9. Compliance with Applicable Laws. Consultant warrants and represents that Consultant will comply with all federal, state, and local laws applicable to performance of the work under this Agreement.
10. Authority and Adherence. Consultant warrants that Consultant has the authority to enter into this Agreement and that entering into this Agreement is not restricted or prohibited by any existing agreement to which Consultant is a party. Further, Consultant shall require Consultants officers, employees, affiliates, associates, agents, contractors and other personnel, if any, to adhere to the terms of this Agreement.
11. Assignment and Subcontract. This Agreement may not be assigned or subcontracted by Consultant without the express written consent of NeoRx.
12. Advertisement. Consultant may not use the name NeoRx Corporation or any variation thereof for advertising or publicity purposes without first obtaining the written consent of NeoRx.
13. Governing Law; Jurisdiction. This Agreement is governed by the laws of the State of Washington, without regard to any conflicts-of-law principle that directs the application of another jurisdictions laws. Venue of any suit or proceeding arising out of or relating to this Agreement shall lie exclusively in the state or federal courts located in King County, Washington, and each party hereby irrevocably and unconditionally submits to the exclusive jurisdiction of such courts. Further, if NeoRx is reasonably required to initiate legal action under this Agreement, NeoRx shall be entitled to recover its reasonable attorneys fees and costs from the Recipient.
14. No Presumption Against Drafter. For purposes of this Agreement, the parties hereby waive any rule of construction that requires that ambiguities in this Agreement be construed against the drafter.
15. Notices. Each notice required or permitted to be given pursuant to this Agreement shall be in writing and shall be deemed sufficiently given if delivered by fax or by an express/overnight delivery service provided by a commercial carrier, properly addressed to the other party at the address designated in the first paragraph of this Agreement, or to such other address as may be designated in writing. Notices shall be considered received on the date faxed or on the date of the dated receipt from the commercial carrier.

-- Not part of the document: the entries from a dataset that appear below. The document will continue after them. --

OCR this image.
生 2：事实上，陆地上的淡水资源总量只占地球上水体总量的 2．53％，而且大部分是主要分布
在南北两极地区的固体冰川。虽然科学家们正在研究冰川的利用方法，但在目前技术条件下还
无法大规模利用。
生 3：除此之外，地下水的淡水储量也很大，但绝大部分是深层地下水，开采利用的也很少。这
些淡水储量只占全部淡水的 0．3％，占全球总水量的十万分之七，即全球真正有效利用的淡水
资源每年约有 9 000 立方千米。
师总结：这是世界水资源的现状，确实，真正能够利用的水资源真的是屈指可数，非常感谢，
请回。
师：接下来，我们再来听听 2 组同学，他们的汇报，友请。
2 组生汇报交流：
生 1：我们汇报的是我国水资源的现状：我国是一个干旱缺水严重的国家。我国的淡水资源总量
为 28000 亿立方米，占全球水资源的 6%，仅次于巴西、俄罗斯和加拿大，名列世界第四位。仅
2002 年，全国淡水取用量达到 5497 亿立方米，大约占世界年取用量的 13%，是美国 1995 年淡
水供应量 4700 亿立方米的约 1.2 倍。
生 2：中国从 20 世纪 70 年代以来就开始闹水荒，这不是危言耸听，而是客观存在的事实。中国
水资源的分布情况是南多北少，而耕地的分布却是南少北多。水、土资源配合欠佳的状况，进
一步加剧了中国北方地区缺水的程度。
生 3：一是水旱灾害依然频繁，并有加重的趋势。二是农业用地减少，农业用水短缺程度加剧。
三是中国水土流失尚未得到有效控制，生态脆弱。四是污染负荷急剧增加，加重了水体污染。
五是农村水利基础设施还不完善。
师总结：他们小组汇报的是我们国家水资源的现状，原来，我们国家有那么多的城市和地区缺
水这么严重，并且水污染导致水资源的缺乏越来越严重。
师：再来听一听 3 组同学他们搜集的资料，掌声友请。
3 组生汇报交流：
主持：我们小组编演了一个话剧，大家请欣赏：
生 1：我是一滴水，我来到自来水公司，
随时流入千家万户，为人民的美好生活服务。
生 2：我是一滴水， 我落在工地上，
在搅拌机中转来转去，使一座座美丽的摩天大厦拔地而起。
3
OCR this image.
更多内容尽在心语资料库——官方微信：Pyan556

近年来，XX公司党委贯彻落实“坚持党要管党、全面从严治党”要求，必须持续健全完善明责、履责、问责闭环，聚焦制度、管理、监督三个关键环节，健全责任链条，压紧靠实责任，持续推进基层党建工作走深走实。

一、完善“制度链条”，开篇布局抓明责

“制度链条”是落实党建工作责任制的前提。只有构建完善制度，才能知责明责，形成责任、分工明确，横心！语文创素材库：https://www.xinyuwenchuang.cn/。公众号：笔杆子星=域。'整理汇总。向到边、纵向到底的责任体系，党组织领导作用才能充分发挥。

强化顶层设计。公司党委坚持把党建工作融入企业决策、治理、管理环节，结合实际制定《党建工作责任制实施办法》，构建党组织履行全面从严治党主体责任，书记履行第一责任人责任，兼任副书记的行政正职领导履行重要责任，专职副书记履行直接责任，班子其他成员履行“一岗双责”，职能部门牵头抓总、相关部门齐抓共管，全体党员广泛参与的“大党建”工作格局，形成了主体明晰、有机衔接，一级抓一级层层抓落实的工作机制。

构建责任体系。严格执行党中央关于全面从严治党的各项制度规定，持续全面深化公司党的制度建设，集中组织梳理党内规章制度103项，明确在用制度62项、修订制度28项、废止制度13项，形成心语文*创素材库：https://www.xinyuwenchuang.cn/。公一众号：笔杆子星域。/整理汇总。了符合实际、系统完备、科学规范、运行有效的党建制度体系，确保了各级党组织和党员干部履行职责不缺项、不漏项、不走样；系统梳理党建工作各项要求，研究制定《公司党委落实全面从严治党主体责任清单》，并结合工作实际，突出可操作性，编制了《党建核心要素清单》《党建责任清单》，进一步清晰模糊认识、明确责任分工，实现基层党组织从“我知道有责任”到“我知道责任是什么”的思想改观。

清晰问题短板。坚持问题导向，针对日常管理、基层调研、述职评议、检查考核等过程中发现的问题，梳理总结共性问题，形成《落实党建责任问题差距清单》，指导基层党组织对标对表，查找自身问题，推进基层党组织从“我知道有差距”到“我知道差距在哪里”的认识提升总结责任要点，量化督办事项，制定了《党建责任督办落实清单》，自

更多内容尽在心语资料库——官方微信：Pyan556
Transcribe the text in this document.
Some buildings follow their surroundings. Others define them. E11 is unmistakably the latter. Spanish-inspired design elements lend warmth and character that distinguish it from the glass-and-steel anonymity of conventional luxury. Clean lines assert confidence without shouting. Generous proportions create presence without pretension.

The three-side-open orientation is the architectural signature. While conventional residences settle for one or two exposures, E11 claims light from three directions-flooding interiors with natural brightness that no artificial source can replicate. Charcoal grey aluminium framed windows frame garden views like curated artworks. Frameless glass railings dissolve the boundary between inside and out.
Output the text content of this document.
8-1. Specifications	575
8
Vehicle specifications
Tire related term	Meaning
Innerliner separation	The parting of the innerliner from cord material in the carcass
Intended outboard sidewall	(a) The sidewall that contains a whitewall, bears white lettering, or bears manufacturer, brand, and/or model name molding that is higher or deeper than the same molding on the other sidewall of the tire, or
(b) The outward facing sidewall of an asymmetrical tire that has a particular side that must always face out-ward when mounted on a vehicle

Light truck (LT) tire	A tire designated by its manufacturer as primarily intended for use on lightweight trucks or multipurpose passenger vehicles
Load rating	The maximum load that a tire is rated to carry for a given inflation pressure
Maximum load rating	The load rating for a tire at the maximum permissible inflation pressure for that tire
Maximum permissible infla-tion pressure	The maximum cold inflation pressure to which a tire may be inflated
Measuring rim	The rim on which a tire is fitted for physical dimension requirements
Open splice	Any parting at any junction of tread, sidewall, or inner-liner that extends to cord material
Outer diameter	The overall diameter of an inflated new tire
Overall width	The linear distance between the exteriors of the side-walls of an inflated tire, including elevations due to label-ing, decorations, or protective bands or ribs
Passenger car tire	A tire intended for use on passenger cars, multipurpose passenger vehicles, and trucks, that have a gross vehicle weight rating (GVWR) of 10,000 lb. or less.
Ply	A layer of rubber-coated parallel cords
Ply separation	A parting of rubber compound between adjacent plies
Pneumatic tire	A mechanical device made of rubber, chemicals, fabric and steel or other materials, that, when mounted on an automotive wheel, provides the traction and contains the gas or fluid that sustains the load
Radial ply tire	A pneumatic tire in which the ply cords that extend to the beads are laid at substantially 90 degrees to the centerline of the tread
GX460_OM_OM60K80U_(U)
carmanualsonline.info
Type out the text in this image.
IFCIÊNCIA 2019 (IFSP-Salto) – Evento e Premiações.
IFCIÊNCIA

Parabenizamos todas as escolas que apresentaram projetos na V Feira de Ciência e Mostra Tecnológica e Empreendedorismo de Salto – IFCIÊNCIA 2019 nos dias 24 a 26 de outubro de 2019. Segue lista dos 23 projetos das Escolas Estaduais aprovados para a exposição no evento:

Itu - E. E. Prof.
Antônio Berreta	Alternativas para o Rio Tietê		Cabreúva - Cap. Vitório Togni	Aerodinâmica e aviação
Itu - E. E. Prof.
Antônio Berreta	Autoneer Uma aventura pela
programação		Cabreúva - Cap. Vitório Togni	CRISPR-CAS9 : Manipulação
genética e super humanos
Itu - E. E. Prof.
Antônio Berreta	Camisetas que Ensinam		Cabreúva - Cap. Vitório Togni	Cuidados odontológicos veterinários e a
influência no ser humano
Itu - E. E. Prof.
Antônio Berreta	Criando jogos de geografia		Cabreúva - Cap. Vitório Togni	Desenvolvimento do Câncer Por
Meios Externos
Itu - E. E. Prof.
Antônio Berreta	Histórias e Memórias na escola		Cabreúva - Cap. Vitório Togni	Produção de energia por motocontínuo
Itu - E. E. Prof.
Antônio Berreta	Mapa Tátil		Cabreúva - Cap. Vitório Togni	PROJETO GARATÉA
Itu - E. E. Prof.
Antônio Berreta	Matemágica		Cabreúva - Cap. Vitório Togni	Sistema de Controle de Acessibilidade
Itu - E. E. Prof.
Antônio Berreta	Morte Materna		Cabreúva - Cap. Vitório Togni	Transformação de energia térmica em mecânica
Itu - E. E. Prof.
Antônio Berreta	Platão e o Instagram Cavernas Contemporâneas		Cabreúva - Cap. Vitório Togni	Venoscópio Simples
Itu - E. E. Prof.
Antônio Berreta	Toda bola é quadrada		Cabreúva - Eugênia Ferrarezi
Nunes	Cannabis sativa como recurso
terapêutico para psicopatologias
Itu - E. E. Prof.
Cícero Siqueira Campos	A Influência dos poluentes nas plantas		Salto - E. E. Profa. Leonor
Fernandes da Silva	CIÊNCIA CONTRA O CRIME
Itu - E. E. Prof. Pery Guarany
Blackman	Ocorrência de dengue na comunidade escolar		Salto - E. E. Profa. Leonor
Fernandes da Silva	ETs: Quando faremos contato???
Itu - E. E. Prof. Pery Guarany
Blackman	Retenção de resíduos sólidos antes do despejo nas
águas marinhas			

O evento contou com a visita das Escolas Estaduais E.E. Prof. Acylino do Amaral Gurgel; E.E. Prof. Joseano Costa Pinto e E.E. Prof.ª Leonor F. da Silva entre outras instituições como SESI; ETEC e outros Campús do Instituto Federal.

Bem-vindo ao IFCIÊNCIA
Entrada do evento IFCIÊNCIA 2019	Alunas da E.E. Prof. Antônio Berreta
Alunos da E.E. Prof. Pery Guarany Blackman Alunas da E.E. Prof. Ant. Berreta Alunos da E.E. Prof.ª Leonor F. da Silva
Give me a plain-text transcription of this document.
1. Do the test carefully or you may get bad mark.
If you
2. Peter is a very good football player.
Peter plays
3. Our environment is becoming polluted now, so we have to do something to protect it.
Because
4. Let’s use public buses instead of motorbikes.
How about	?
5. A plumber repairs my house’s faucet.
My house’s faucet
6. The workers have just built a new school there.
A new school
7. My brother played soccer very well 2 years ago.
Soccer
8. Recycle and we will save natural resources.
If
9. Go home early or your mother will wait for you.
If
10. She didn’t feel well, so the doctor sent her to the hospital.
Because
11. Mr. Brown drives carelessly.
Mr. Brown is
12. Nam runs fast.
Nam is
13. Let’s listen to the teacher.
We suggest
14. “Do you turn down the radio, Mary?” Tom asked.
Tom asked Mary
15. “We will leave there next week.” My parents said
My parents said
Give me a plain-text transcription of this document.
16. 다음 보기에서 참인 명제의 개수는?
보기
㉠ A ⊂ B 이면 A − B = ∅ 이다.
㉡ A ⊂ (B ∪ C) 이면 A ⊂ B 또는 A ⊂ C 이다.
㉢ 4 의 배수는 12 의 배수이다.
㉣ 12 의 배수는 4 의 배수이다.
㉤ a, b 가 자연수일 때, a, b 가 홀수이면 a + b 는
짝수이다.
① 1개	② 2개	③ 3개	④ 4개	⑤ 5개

16. Waiver. A delay or failure by either party to exercise any right under this Agreement will not constitute a waiver of that or any similar or future right.
17. Severability. If any provision of this Agreement is declared invalid by any Court, then such provision shall be deemed automatically modified to conform to the requirements for validity as declared at such time, and as so modified, shall be deemed a provision of this Agreement as though originally included herein. In the event that the provision invalidated is of such a nature that it cannot be modified, the provision shall be deemed deleted from this Agreement as though the provision had never been included herein. In either case, the remaining provisions of this Agreement shall remain in effect.
18. Survival of Obligations. The provisions of paragraph 5, 6, 8, 13 and 16 shall survive termination or expiration of this Agreement.
19. Entire Agreement. This Agreement represents the entire understanding of the parties and may not be modified except by written agreement of the parties and supersedes all prior written and/or oral agreements.